I always try first English as it is clear that it is the universal language. If you don’t speak English your possibilities of meeting people and engaging in a meaningful conversation are limited.

If you speak Spanish, along the Camino you are good for all the practical arrangements that you need to take care of yourself, such as lodging, eating, finding your place around the places where you are and meeting all the wonderful Spanish people that wish you well along the way all the time.

Yesterday I stop to take a few of the grapes that were so ripe and inviting from the grape vines along the way and all of a sudden, a Spaniard farmer came along and instead of scolding me for taking the grapes, he helped me take more of them!

Also along the way, you find fig trees and peach trees and pommegranates and wild black berries, zarzamoras, which are absolutely delicious! Yesterday morning a man was walking his dog and his god was so cute that I had to pet him. I noticed that the man was carrying some figs and bread, that he told me were for the ducks. I told him I love figs, so he gave me a bag full of them. The most delicious ones I ever tasted, even better that the ones I tried at my sister’s in France.

Later, walking with a tall British young man, we discovered several fig trees along the way and we eat some more. What a feast!

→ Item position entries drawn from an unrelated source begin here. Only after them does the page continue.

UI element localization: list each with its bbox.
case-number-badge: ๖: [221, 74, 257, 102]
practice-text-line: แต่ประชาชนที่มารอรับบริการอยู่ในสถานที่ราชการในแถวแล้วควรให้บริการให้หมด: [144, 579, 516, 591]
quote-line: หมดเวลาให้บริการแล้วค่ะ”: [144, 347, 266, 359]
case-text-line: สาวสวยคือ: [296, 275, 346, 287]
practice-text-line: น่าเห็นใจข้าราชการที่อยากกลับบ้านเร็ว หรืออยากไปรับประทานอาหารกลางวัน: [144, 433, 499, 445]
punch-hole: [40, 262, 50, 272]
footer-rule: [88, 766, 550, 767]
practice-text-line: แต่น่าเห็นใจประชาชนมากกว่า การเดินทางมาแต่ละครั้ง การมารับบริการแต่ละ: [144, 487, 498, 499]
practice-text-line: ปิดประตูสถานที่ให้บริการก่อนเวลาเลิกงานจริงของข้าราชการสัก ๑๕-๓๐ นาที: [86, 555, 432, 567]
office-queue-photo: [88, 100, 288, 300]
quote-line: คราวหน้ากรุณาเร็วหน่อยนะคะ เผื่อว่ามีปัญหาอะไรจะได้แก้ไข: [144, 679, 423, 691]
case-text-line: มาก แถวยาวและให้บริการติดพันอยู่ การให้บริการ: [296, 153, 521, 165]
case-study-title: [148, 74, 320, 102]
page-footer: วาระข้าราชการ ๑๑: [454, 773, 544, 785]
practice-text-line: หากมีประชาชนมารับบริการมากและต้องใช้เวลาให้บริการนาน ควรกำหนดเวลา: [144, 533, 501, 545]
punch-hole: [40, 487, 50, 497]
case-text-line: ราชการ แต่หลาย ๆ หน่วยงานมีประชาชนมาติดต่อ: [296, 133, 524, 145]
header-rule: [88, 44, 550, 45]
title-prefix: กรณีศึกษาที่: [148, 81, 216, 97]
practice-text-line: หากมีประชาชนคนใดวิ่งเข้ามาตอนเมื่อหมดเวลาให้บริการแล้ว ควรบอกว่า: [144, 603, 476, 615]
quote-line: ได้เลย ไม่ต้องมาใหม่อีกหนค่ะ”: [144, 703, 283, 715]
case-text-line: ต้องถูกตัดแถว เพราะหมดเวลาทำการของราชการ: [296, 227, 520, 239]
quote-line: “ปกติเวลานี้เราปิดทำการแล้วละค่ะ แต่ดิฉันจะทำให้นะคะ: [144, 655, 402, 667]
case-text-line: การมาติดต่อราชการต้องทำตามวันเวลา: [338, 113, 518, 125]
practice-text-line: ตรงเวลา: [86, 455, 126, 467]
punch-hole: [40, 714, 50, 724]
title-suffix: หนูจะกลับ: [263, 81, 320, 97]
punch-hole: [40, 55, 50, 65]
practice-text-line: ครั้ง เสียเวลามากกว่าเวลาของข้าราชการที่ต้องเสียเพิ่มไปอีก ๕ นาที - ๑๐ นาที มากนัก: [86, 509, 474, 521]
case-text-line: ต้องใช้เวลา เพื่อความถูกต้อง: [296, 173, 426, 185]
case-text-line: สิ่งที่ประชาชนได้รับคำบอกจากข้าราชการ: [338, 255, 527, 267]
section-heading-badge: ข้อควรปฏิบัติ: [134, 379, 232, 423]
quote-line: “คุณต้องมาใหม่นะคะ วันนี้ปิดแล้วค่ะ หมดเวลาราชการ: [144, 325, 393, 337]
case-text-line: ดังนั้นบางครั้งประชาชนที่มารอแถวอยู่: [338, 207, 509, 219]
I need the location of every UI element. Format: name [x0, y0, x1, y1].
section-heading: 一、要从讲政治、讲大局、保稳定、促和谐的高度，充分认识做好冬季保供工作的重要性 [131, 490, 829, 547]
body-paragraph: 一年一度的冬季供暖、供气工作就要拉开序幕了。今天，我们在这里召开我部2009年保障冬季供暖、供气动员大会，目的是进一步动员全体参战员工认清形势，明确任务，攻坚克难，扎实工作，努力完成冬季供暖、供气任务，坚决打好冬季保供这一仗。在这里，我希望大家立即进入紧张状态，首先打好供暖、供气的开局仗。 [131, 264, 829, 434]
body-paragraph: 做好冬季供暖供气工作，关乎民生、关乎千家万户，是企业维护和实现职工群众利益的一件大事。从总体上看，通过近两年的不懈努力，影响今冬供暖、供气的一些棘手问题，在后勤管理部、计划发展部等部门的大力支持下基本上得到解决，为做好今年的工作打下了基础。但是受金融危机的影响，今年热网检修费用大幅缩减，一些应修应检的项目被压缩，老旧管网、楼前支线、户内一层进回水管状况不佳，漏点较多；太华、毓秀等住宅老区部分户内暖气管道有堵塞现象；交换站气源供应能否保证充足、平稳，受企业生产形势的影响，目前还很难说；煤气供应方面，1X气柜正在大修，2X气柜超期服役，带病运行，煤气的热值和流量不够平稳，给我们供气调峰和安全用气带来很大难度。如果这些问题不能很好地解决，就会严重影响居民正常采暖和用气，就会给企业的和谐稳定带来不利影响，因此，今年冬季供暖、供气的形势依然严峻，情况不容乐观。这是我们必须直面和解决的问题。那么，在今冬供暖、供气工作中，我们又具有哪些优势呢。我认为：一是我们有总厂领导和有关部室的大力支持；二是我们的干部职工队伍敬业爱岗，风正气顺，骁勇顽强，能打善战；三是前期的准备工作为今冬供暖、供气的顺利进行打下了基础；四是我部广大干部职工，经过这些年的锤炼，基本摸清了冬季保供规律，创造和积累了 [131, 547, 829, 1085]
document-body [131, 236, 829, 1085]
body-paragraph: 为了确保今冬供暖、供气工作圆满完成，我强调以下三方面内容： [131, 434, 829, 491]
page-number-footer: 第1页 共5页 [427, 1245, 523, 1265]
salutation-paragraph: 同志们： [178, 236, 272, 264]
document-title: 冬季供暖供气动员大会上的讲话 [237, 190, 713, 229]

Many people back home got concerned that I was going to travel by myself. I knew I was gong to be okay, but I never expected to see so many people, particularly women, traveling by themselves.

Women are married, widowed, divorced, single, young and mature and some very mature, and mostly traveling all by themselves. They also come from all corners of the earth, except maybe people from Africa, although I met a mature lady from South Africa the first day and she was not black.

I see an unsual numbe of Brazilians and Germans and also Canadians. For the size of our country, I find it very remarkable. Someone told me that the registrar’s office in Saint Jean is issuing in the order of 300 ilgrim passports a day, but I also heard thst we are at this moment more than 350 thousand pilgrims on our way to Santiago.

Why is this happening? This is a question that everybody wants to know the answer and there’s no easy enswer to say the truth.

When you register officially in Saint Jean or Roncesvalles or Pamplona or Leon or wherever you decide to start your way, they ask you what your motives are. You can choose from the following: religious, spiritual, physical, tourism, adventure.

A few of the people I have met have told me it is for religious reasons, while most have chosen ‘spiritual’. The majority is looking to find out whi they are, if we could summarize it as such.

Young people are at crossroads, such as finishing one relationship, ending a job, finishing university, Master’s or even their doctorates.

Mature people, mostly are retired. They lost their partners because of divorce or death and suddenly they didn’t know what to do with themselves. Or they are celebrating special birthdays, 50, 60, 70, or 75, trying to get a fuller meaning of this life.

Whatever the reasons, most people would walk the 800 kms walk, for their own purposes, but a huge number of them will be presented with important obstacles, maknly related to blisters or accidents. Somey of them will take care of their feet by taking lne or two day off and then resume their walk, other may take a bit longer, but all of them want to resume their journey as soon as possible.

Some other people I have met, they got addicted to El Camino. They want to do it every year or as many times as they could possibly want. I met a man who has done it 10 times and he was on his number 11.

Today I am in Azofra. I am walkng with no blisters or agonies. I am enjoying the landscape, the food and the company and mostly, the fact that I have a place to shower and rest. I suffer the big inclines of the hills, but i concentrate in taking one step at a time.

A sign I saw today read, the tourist demands, the pilgrim is grateful. I am indeed grateful that I can take this journey.